Though the NeXT did not prove a commercial success, the machines were way ahead of their time, offering interfaces and tools that are familiar to computer users 20 years later. Berners-Lee used the advanced operating system NeXTSTEP to rapidly develop a working prototype server and browser. The original browser was called "WorldWideWeb" but later renamed Nexus to avoid confusion with the information space.

The universal line-mode browser

A website is like a telephone; if there is just one it is not much use. Berners-Lee's team needed to send out server and browser software so that people could set up their own websites. The NeXT systems were far advanced over the computers people generally had at their disposal, so less sophisticated software was needed for distribution.

By spring of 1991, testing was underway on a universal line-mode browser that allowed people to access the web, regardless of the kind of computer system used. The browser was designed to work simply by typing commands. There was no mouse and no graphics, but it allowed anyone with an internet connection to access the web.

It was a core principal of the web that content should be universally accessible: someone using a crude browser could access the same content as users of advanced browsers such as Nexus, complete with mouse and graphical capabilities.

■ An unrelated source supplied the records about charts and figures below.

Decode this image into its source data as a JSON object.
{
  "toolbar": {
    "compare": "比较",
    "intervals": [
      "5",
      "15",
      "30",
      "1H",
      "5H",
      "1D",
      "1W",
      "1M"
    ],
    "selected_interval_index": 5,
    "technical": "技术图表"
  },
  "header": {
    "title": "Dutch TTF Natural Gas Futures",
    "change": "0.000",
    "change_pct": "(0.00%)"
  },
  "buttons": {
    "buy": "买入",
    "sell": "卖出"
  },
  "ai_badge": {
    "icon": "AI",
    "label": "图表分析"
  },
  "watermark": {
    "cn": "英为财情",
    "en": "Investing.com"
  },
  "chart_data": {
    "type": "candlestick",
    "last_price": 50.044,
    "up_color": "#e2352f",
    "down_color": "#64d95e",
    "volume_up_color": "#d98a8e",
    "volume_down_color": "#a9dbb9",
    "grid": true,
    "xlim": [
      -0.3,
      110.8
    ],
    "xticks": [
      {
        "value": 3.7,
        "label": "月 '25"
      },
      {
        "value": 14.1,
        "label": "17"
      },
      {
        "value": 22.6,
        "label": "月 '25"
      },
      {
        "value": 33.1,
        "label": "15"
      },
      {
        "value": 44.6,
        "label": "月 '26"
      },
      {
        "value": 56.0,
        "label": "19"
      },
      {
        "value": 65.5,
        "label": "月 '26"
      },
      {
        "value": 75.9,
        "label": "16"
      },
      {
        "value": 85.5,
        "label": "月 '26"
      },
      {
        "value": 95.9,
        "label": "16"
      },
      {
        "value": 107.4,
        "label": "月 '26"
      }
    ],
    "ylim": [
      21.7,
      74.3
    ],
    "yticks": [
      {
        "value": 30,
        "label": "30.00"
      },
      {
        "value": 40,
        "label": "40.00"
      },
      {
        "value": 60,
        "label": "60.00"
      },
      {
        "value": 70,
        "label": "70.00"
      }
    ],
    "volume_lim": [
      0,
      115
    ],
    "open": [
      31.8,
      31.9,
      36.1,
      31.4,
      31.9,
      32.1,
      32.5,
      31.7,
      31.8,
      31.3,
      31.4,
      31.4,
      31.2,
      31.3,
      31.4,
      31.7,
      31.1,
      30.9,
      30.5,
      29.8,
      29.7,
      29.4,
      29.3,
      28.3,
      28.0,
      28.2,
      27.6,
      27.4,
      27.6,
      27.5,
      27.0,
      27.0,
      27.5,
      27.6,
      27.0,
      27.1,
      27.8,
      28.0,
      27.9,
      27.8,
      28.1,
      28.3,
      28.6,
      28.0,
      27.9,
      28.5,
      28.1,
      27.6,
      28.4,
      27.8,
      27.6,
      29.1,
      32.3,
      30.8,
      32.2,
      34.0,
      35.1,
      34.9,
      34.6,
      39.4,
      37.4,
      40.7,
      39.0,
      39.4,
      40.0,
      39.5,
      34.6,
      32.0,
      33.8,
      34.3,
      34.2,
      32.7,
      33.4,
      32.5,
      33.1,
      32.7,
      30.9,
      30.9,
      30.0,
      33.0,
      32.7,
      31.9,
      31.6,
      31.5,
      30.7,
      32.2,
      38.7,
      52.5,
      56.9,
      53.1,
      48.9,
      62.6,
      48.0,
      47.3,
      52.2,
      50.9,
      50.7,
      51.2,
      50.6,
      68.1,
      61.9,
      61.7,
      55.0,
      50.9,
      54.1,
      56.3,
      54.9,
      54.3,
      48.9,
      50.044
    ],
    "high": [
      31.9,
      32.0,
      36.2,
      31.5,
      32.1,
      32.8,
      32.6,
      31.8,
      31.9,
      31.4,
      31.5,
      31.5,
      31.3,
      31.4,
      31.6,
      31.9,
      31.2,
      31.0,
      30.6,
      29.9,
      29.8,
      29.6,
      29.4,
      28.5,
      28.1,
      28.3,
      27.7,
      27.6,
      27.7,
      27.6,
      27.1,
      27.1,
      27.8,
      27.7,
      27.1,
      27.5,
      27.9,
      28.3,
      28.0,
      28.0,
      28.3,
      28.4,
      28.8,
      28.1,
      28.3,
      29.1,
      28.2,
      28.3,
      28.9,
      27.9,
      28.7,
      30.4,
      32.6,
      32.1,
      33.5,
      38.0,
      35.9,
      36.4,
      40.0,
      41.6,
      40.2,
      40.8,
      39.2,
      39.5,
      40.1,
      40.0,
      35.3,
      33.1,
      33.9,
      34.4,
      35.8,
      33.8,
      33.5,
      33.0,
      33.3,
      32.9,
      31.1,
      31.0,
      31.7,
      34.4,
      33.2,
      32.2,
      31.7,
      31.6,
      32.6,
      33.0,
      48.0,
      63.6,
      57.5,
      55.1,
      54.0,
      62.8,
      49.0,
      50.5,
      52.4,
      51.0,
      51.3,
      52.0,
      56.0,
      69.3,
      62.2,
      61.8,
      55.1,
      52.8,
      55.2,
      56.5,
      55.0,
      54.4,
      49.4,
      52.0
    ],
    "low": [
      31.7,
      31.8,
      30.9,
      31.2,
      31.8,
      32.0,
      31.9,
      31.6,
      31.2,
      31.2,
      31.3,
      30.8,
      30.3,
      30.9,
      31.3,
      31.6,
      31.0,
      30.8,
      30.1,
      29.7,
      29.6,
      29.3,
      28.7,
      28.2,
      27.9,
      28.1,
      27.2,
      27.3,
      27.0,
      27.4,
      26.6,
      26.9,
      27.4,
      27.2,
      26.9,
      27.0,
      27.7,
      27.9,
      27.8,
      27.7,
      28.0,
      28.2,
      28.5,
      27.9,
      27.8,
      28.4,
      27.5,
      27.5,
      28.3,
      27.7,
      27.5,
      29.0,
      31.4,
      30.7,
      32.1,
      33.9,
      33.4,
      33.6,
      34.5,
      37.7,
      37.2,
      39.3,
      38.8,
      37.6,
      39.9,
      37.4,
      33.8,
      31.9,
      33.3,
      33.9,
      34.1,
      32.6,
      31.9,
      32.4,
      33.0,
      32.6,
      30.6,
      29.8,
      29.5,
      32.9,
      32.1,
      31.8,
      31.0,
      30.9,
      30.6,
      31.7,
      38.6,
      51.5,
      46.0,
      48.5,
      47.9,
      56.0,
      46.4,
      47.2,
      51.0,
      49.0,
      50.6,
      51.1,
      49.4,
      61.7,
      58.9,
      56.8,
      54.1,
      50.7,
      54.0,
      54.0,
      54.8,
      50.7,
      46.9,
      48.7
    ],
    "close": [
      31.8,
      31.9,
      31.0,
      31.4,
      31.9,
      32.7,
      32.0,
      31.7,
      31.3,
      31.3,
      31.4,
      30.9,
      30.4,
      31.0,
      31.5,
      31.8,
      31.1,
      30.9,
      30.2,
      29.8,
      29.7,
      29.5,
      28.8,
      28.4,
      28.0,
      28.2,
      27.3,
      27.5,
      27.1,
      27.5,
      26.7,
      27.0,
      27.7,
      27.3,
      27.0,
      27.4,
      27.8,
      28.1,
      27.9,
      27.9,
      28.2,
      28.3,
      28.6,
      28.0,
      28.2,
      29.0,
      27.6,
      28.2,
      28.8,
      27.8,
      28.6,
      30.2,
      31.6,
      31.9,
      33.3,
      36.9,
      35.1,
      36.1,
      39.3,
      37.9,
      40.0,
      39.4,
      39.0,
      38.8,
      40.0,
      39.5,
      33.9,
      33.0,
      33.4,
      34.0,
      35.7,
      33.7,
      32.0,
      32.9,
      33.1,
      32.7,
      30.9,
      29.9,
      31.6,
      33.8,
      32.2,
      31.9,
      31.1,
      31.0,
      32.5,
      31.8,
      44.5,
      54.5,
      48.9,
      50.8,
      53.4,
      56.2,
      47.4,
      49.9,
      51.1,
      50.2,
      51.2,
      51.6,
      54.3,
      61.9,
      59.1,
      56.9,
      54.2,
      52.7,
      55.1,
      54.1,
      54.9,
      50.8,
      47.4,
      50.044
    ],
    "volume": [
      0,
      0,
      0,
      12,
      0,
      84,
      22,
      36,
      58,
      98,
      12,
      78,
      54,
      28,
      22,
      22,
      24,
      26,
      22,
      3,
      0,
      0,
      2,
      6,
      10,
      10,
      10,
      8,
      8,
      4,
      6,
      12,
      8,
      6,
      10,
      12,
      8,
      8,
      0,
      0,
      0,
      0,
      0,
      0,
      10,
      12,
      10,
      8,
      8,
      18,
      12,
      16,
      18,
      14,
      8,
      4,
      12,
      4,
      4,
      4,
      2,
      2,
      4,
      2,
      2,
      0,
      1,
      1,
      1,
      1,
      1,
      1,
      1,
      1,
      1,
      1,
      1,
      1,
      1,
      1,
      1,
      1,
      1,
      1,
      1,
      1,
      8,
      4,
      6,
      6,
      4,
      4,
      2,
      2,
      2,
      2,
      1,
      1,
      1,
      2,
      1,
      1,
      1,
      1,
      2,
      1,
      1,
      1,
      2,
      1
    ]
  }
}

Berners-Lee also set up a system so that people who didn’t have a browser could surf the web: simply email the CERN server with a web address (URL) and you would receive an email back with the content from the URL in the body of the email.

The web explodes

On 30 April 1993, CERN made the source code of WorldWideWeb available on a royalty-free basis; the software was free for anyone to use, and remains so today. Web usage exploded as people started setting up their own servers and websites. By late 1993 there were over 500 known web servers, and the WWW accounted for 1% of internet traffic, which seemed a lot in those days (the rest was remote access, e-mail and file transfer). Twenty years on, there are an estimated 630 million websites online.